PinkArrow said:
I've seen this come across other social media, made online gender identity mistakes according to my roleplaying partners, and have even had discussions with my mom about whether or not telling your true gender online is safe or not. This subject might seem kind of pointless and corny, if you will, but at the same time, you don't know who another online person truly is unless you meet them directly, face to face. Generally speaking, you don't know if they're truly a female or male. Pictures on the internet don't even prove to you whether that person is truly who they say they are- a female or a male.
However, they may or may not continuously correct you on their gender identity, and even after one thousand times, would you still know for sure whether what they say is true or not? Does gender revealing online really make much of a difference? Is it that important to know a person's gender down to the point where they have to correct you every time you call them a he or she? You don't even know what their gender is truly, so why does it seemingly matter across online social media?

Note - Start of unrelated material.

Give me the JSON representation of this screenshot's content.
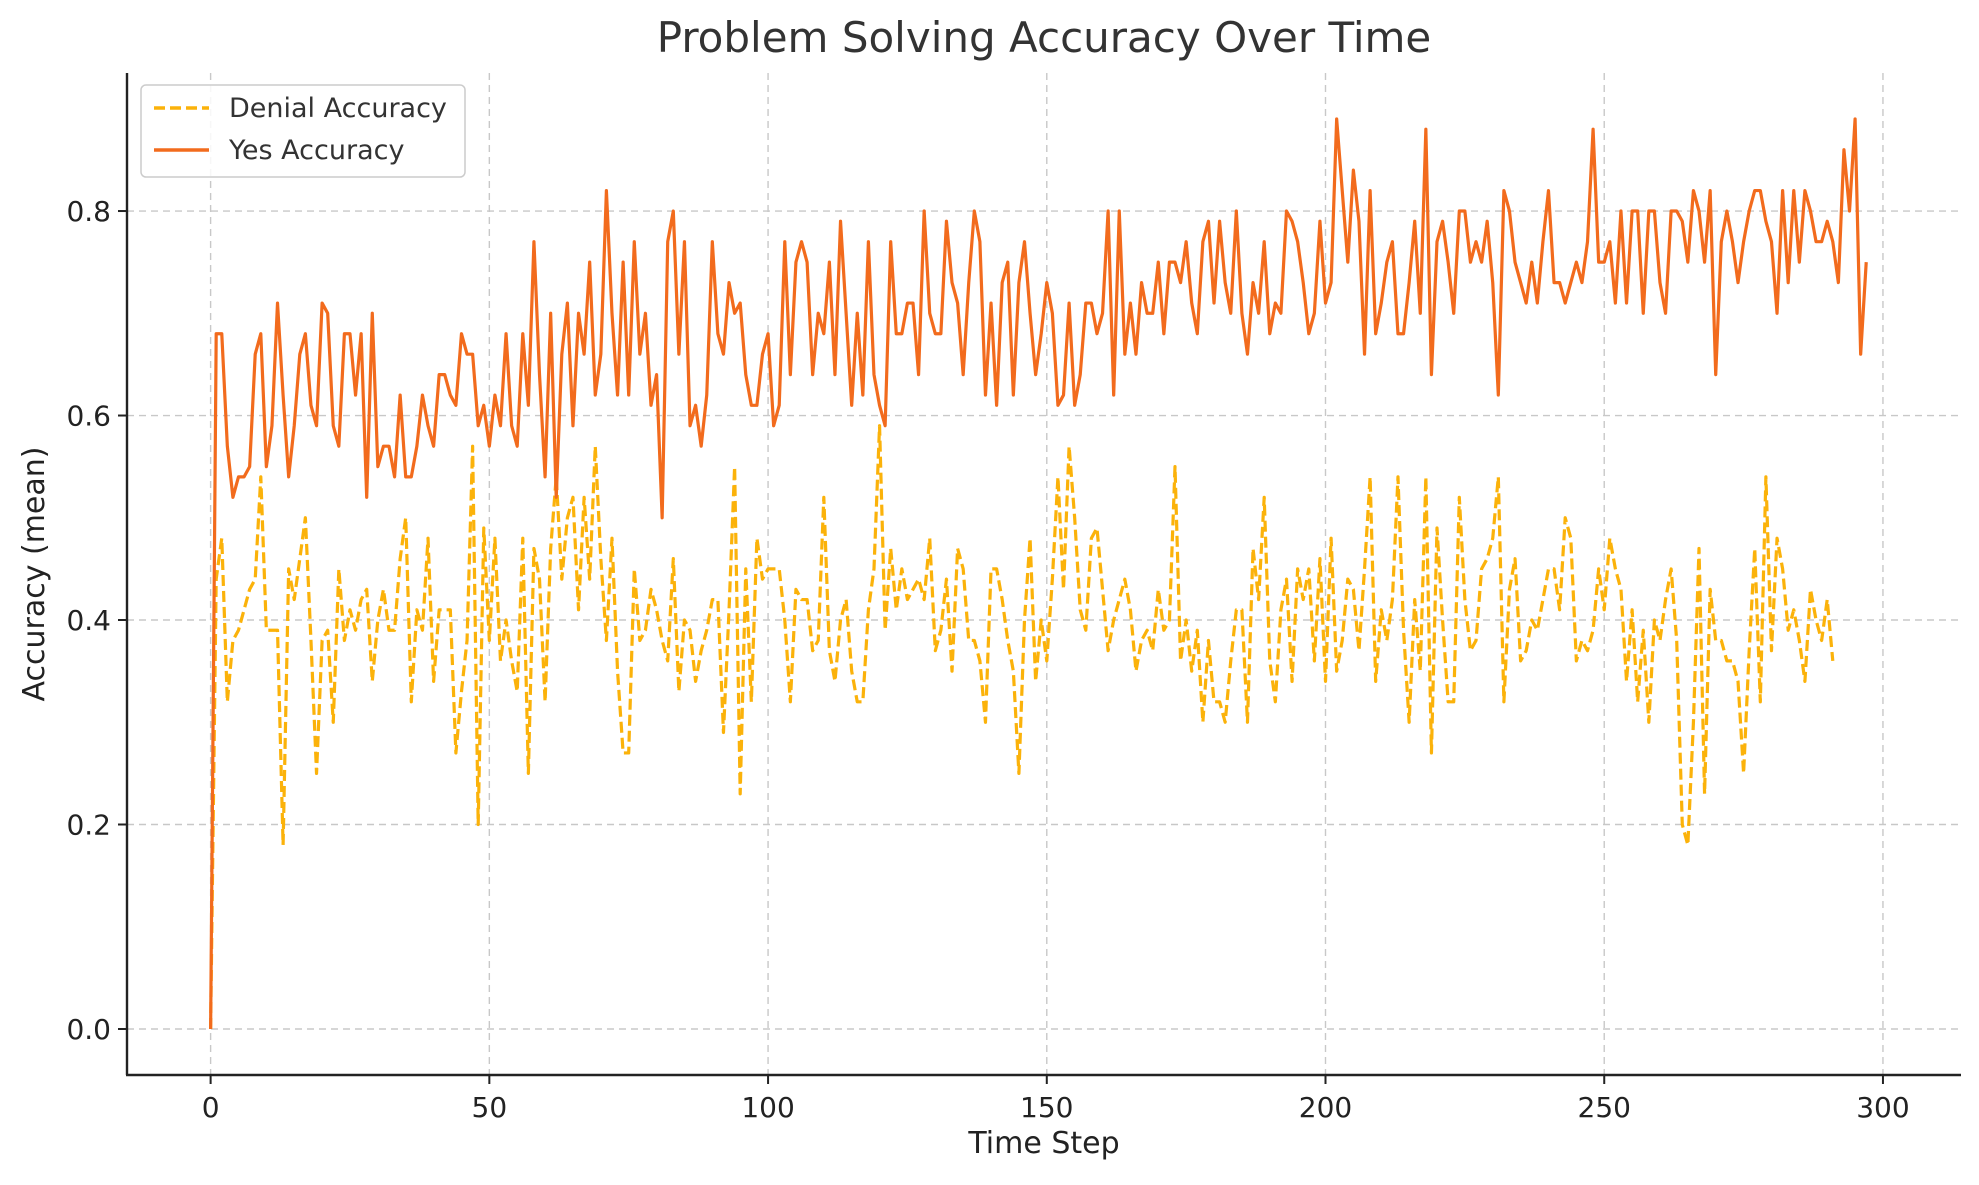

The thing is that whether or not what they say is true, it's all you have to go on. Some may have good reasons for lying about their sex or gender, which others have already listed. Others might just like lying and creating a false persona. Whatever the case may be, it's all you have to go on. The real question, in my opinion, is why in the hell would anyone need to be corrected a thousand times (or even like a dozen) about someone's gender? Seems like something that should only take a few times until you get it right. You can never know that the person saying they're a male actually has a penis, but so what, use the male pronouns anyway.
Revealing gender online can indeed make a difference. Whether they are consciously aware of it or not, people treat differing genders differently. Everyone has a whole slew of thoughts and opinions and biases that they've accumulated through their life, and some of them will be based on sex and gender, so they will treat males and females and the variety of non-binary gender identities differently. It could be very blatant and obvious, or it could be subtle, but the differences will exist in the behavior of the vast majority of people. It comes down to how our brains work on a basic level, can't really help it. Some people purposely avoid revealing their gender because of this (and because of safety reasons pertaining to internet predators), and that's a perfectly valid choice. Nobody ever has to reveal their gender or sex online, nor should they be pressured to if they don't feel like doing so.
The importance of gender identity differs from person to person. If they're getting upset and correcting you over and over, then it's important to them. Gender is a major part of identity, so plenty of people will take it as a sort of attack on their identity if you refer to them with the wrong gender terminology. Other people won't give a shit and will be fine with whatever pronouns you use for them. How much one cares about their own gender identity likely impacts how much they care about getting it right for other people, so it comes from the other direction as well.
It only matters because, related to above, some people really care about how they are perceived, which is all about their identity. Gender identity is part of that. Just because you can't know that someone is a certain gender doesn't mean you should automatically doubt them and use other pronouns. If you were gonna do that, you ought to only use non-gendered language when talking about everyone on the internet because you can never be sure about anyone. That's just silly. Seriously, it's a simple matter of calling people what they want to be called. Doesn't matter if you doubt it, doesn't matter if you don't think it's important, it's just easiest for everyone if you identify them as they identify themselves.
Oh, and as others have said, the main place where gender matters is if you decide to meet up with an internet friend in real life. Even then it really only ought to matter if you're looking to have a romantic relationship with and/or fuck them, because who cares if someone who's just a friend has a penis or a vagina really? But if you're gonna meet someone from the internet it should only be if you've known them for quite a long time and trust them, which means they will hopefully at that point already have come clean about any gender lies, and even then your first meeting should be in a very public place just in case. Safety first.
Azarthes said:
How the fuck does saying "I am a boy/girl" change anything about interacting online?
All it does it make people use a different pronoun
All this other shit is you complaining about nothing.
This isn't that big of a deal guys.
In a perfect and ideal world it'd make no difference at all.
In reality people do actually treat boys and girls differently. It's a fact of life.
It shouldn't be a big deal, but some people make it a big deal because they're turds. Turds (both metaphorical and literal) existing is also a fact of life, sadly.
Diana said:
People will lie about their gender online yes.... but people also lie about things in real life. You'll get different kinds of lies, but either way, a predator (or an asshole, or a pathological liar) is going to stalk their prey, lie, be an asshole, etc.
The internet is not any more dangerous than interacting with strangers in person. You just have more opportunities to interact with people online because it's so easy to do.
If anything it's probably safer than interacting with strangers in person. You've got extra layers of defense there in the way of distance, anonymity, and the option to cease all contact whenever you feel like it. It's a lot harder for some random jerkass from the internet to mug/rape/murder you than it is for a dude you meet in a dark alley at night, y'know?